The identifiers in a programming language (strings of letters or digits starting with a letter). The corresponding expression is
(a + b + ... + z)(a + b + ... + z + 0 + 1 + ... + 9)^*
The representation of positive natural numbers (0 and strings of digits starting with a symbol different from 0). The corresponding expression is
0 + (1 + ... + 9)(0 + 1 + ... + 9)^*
The representation of positive (approximations of) real numbers (integer part followed by a dot followed by a sequence of digits). The corresponding expression is
(0 + (1 + ... + 9)(0 + 1 + ... + 9)^*).(0 + 1 + ... + 9)^*

Language recognition

Given the formal specification of a language, one of the main questions which arise is, how to tell whether or not a certain string belongs to the given language. And of course, we want to do it automatically.
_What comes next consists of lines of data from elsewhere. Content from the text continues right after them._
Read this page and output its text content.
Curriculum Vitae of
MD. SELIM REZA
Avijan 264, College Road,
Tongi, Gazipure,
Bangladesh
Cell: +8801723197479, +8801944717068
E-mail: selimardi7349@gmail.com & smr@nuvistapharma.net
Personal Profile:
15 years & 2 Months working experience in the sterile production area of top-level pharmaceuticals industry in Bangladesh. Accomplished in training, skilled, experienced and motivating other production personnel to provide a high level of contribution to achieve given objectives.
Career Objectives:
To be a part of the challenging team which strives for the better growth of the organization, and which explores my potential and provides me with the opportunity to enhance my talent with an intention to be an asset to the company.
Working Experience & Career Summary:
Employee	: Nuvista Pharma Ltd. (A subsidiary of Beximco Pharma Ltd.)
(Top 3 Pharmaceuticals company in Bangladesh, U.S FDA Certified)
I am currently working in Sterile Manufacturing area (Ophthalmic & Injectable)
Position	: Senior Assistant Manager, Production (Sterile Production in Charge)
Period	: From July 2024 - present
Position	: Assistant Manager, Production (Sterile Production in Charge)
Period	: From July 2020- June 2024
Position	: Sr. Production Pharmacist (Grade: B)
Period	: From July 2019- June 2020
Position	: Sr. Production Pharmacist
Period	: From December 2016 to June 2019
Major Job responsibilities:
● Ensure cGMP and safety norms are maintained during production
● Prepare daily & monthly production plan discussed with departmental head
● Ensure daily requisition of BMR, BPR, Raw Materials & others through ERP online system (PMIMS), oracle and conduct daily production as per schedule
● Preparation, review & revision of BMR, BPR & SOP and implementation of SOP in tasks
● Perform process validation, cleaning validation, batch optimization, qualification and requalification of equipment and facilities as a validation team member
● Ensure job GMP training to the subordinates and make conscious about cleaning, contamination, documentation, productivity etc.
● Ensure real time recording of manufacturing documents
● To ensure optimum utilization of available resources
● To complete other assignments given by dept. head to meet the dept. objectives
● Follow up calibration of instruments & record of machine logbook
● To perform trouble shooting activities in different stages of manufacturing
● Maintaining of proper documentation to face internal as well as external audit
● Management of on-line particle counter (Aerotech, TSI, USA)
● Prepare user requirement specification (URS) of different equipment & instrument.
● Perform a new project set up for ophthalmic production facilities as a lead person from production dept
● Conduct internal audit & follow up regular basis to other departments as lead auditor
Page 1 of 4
This concept is fundamental in computer science: When we write a program, the first thing we want the computer to check is whether the program is syntactically correct. This is nothing else than the problem of recognizing whether our program (a string of symbols) belongs to the language specified by the syntax.

Abstract machine for language recognition

A device for recognizing strings in a given language, in general, will take in input one simbol of the string at the time, and will take a decision (reject/accept/go on) depending on

the current symbol, and
the symbols previously examined.

Finite Automata

In the above description of an abstract machine for language recognition, it will turn out that, if the language is regular, the amount of memory necessary for point 2 is bounded. I.e. the size of the memory does not depend on the string to be recognized. (But depends, of course, on the language. Note that each machine corresponds to a paticular language.) The bounded memory is the characteristic of a class of machines called Finite Automata.

Example. Consider an automaton for recognizing the strings on {a,b} with even length. At each step, the only information we need to remember, about the portion of the string already examined, is whether it is odd or even.